The passing of a great pope promotes thoughts about goodness, and what constitutes it. What is goodness? And, for that matter, what is good itself? Joseph Addison was quite clear: ‘Music is the greatest good that mortals know.’ But among the greatest evils of our time, I would put pop music, its idols, its drugs and its diabolic possession of tender susceptible youth high on the list, certainly among the top ten. Edmund Burke was equally sure: ‘Good order is the foundation of all good things.’ That is arguable, anyway, though most dictators would support it ex officio. And all good things? Surely not. Most poetry, art and literature spring from disorder. Art is itself an ordering process. Of course, if you put the stress on ‘good’, then good order is an end in itself, not a foundation. But that is not what Burke said, and how could he, being a Whig and devoting his life to reform? It is of the essence of reform that it disturbs order, even good order.
Good, and goodness, are more easily illustrated than defined. Shelley thought the essence of good was powerlessness. In Prometheus Unbound he has a pregnant little triplet:
The good want power, but to weep barren tears.
The powerful goodness want: worse need for them.
The wise want love; and those who love want wisdom.

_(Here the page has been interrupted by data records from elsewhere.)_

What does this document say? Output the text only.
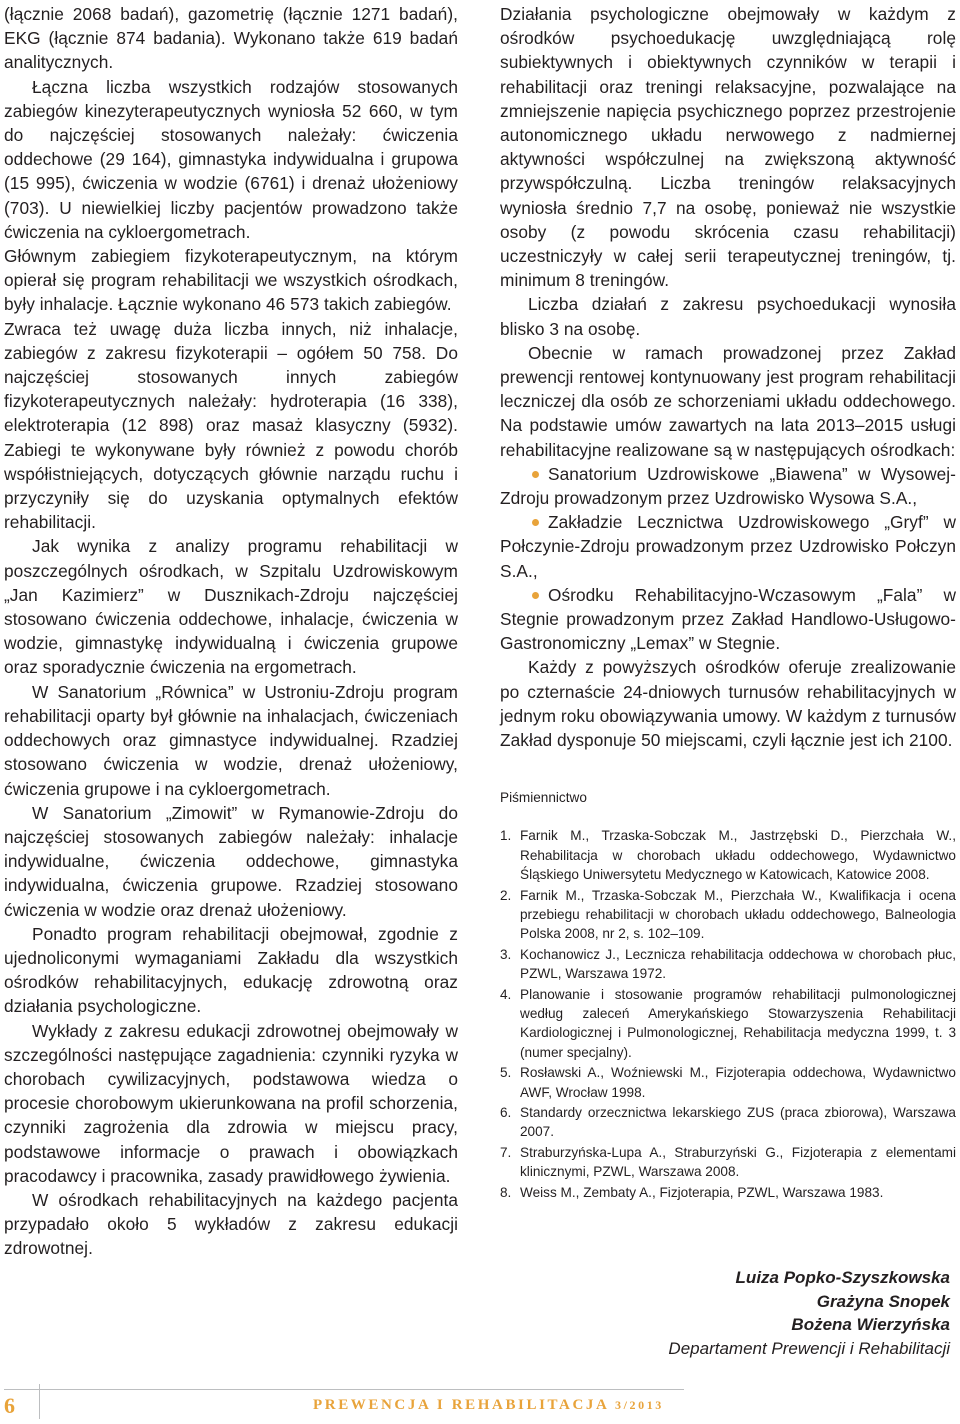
(łącznie 2068 badań), gazometrię (łącznie 1271 badań), EKG (łącznie 874 badania). Wykonano także 619 badań analitycznych.

Łączna liczba wszystkich rodzajów stosowanych zabiegów kinezyterapeutycznych wyniosła 52 660, w tym do najczęściej stosowanych należały: ćwiczenia oddechowe (29 164), gimnastyka indywidualna i grupowa (15 995), ćwiczenia w wodzie (6761) i drenaż ułożeniowy (703). U niewielkiej liczby pacjentów prowadzono także ćwiczenia na cykloergometrach.

Głównym zabiegiem fizykoterapeutycznym, na którym opierał się program rehabilitacji we wszystkich ośrodkach, były inhalacje. Łącznie wykonano 46 573 takich zabiegów.

Zwraca też uwagę duża liczba innych, niż inhalacje, zabiegów z zakresu fizykoterapii – ogółem 50 758. Do najczęściej stosowanych innych zabiegów fizykoterapeutycznych należały: hydroterapia (16 338), elektroterapia (12 898) oraz masaż klasyczny (5932). Zabiegi te wykonywane były również z powodu chorób współistniejących, dotyczących głównie narządu ruchu i przyczyniły się do uzyskania optymalnych efektów rehabilitacji.

Jak wynika z analizy programu rehabilitacji w poszczególnych ośrodkach, w Szpitalu Uzdrowiskowym „Jan Kazimierz” w Dusznikach-Zdroju najczęściej stosowano ćwiczenia oddechowe, inhalacje, ćwiczenia w wodzie, gimnastykę indywidualną i ćwiczenia grupowe oraz sporadycznie ćwiczenia na ergometrach.

W Sanatorium „Równica” w Ustroniu-Zdroju program rehabilitacji oparty był głównie na inhalacjach, ćwiczeniach oddechowych oraz gimnastyce indywidualnej. Rzadziej stosowano ćwiczenia w wodzie, drenaż ułożeniowy, ćwiczenia grupowe i na cykloergometrach.

W Sanatorium „Zimowit” w Rymanowie-Zdroju do najczęściej stosowanych zabiegów należały: inhalacje indywidualne, ćwiczenia oddechowe, gimnastyka indywidualna, ćwiczenia grupowe. Rzadziej stosowano ćwiczenia w wodzie oraz drenaż ułożeniowy.

Ponadto program rehabilitacji obejmował, zgodnie z ujednoliconymi wymaganiami Zakładu dla wszystkich ośrodków rehabilitacyjnych, edukację zdrowotną oraz działania psychologiczne.

Wykłady z zakresu edukacji zdrowotnej obejmowały w szczególności następujące zagadnienia: czynniki ryzyka w chorobach cywilizacyjnych, podstawowa wiedza o procesie chorobowym ukierunkowana na profil schorzenia, czynniki zagrożenia dla zdrowia w miejscu pracy, podstawowe informacje o prawach i obowiązkach pracodawcy i pracownika, zasady prawidłowego żywienia.

W ośrodkach rehabilitacyjnych na każdego pacjenta przypadało około 5 wykładów z zakresu edukacji zdrowotnej.

Działania psychologiczne obejmowały w każdym z ośrodków psychoedukację uwzględniającą rolę subiektywnych i obiektywnych czynników w terapii i rehabilitacji oraz treningi relaksacyjne, pozwalające na zmniejszenie napięcia psychicznego poprzez przestrojenie autonomicznego układu nerwowego z nadmiernej aktywności współczulnej na zwiększoną aktywność przywspółczulną. Liczba treningów relaksacyjnych wyniosła średnio 7,7 na osobę, ponieważ nie wszystkie osoby (z powodu skrócenia czasu rehabilitacji) uczestniczyły w całej serii terapeutycznej treningów, tj. minimum 8 treningów.

Liczba działań z zakresu psychoedukacji wynosiła blisko 3 na osobę.

Obecnie w ramach prowadzonej przez Zakład prewencji rentowej kontynuowany jest program rehabilitacji leczniczej dla osób ze schorzeniami układu oddechowego. Na podstawie umów zawartych na lata 2013–2015 usługi rehabilitacyjne realizowane są w następujących ośrodkach:

Sanatorium Uzdrowiskowe „Biawena” w Wysowej-Zdroju prowadzonym przez Uzdrowisko Wysowa S.A.,

Zakładzie Lecznictwa Uzdrowiskowego „Gryf” w Połczynie-Zdroju prowadzonym przez Uzdrowisko Połczyn S.A.,

Ośrodku Rehabilitacyjno-Wczasowym „Fala” w Stegnie prowadzonym przez Zakład Handlowo-Usługowo-Gastronomiczny „Lemax” w Stegnie.

Każdy z powyższych ośrodków oferuje zrealizowanie po czternaście 24-dniowych turnusów rehabilitacyjnych w jednym roku obowiązywania umowy. W każdym z turnusów Zakład dysponuje 50 miejscami, czyli łącznie jest ich 2100.

Piśmiennictwo
1. Farnik M., Trzaska-Sobczak M., Jastrzębski D., Pierzchała W., Rehabilitacja w chorobach układu oddechowego, Wydawnictwo Śląskiego Uniwersytetu Medycznego w Katowicach, Katowice 2008.
2. Farnik M., Trzaska-Sobczak M., Pierzchała W., Kwalifikacja i ocena przebiegu rehabilitacji w chorobach układu oddechowego, Balneologia Polska 2008, nr 2, s. 102–109.
3. Kochanowicz J., Lecznicza rehabilitacja oddechowa w chorobach płuc, PZWL, Warszawa 1972.
4. Planowanie i stosowanie programów rehabilitacji pulmonologicznej według zaleceń Amerykańskiego Stowarzyszenia Rehabilitacji Kardiologicznej i Pulmonologicznej, Rehabilitacja medyczna 1999, t. 3 (numer specjalny).
5. Rosławski A., Woźniewski M., Fizjoterapia oddechowa, Wydawnictwo AWF, Wrocław 1998.
6. Standardy orzecznictwa lekarskiego ZUS (praca zbiorowa), Warszawa 2007.
7. Straburzyńska-Lupa A., Straburzyński G., Fizjoterapia z elementami klinicznymi, PZWL, Warszawa 2008.
8. Weiss M., Zembaty A., Fizjoterapia, PZWL, Warszawa 1983.
Luiza Popko-Szyszkowska
Grażyna Snopek
Bożena Wierzyńska
Departament Prewencji i Rehabilitacji
6	PREWENCJA I REHABILITACJA 3/2013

But to assert that the powerful can never be good is to eliminate all rulers, including popes, not least John Paul II, who in many ways disposed of considerable power, strove earnestly (and often successfully) to do good, and brought to that task both love and wisdom which, pace Shelley, are not incompatible but promote each other. It is true that power corrupts and, having corrupted, promotes evil; and where power becomes absolute, the evil becomes absolute too.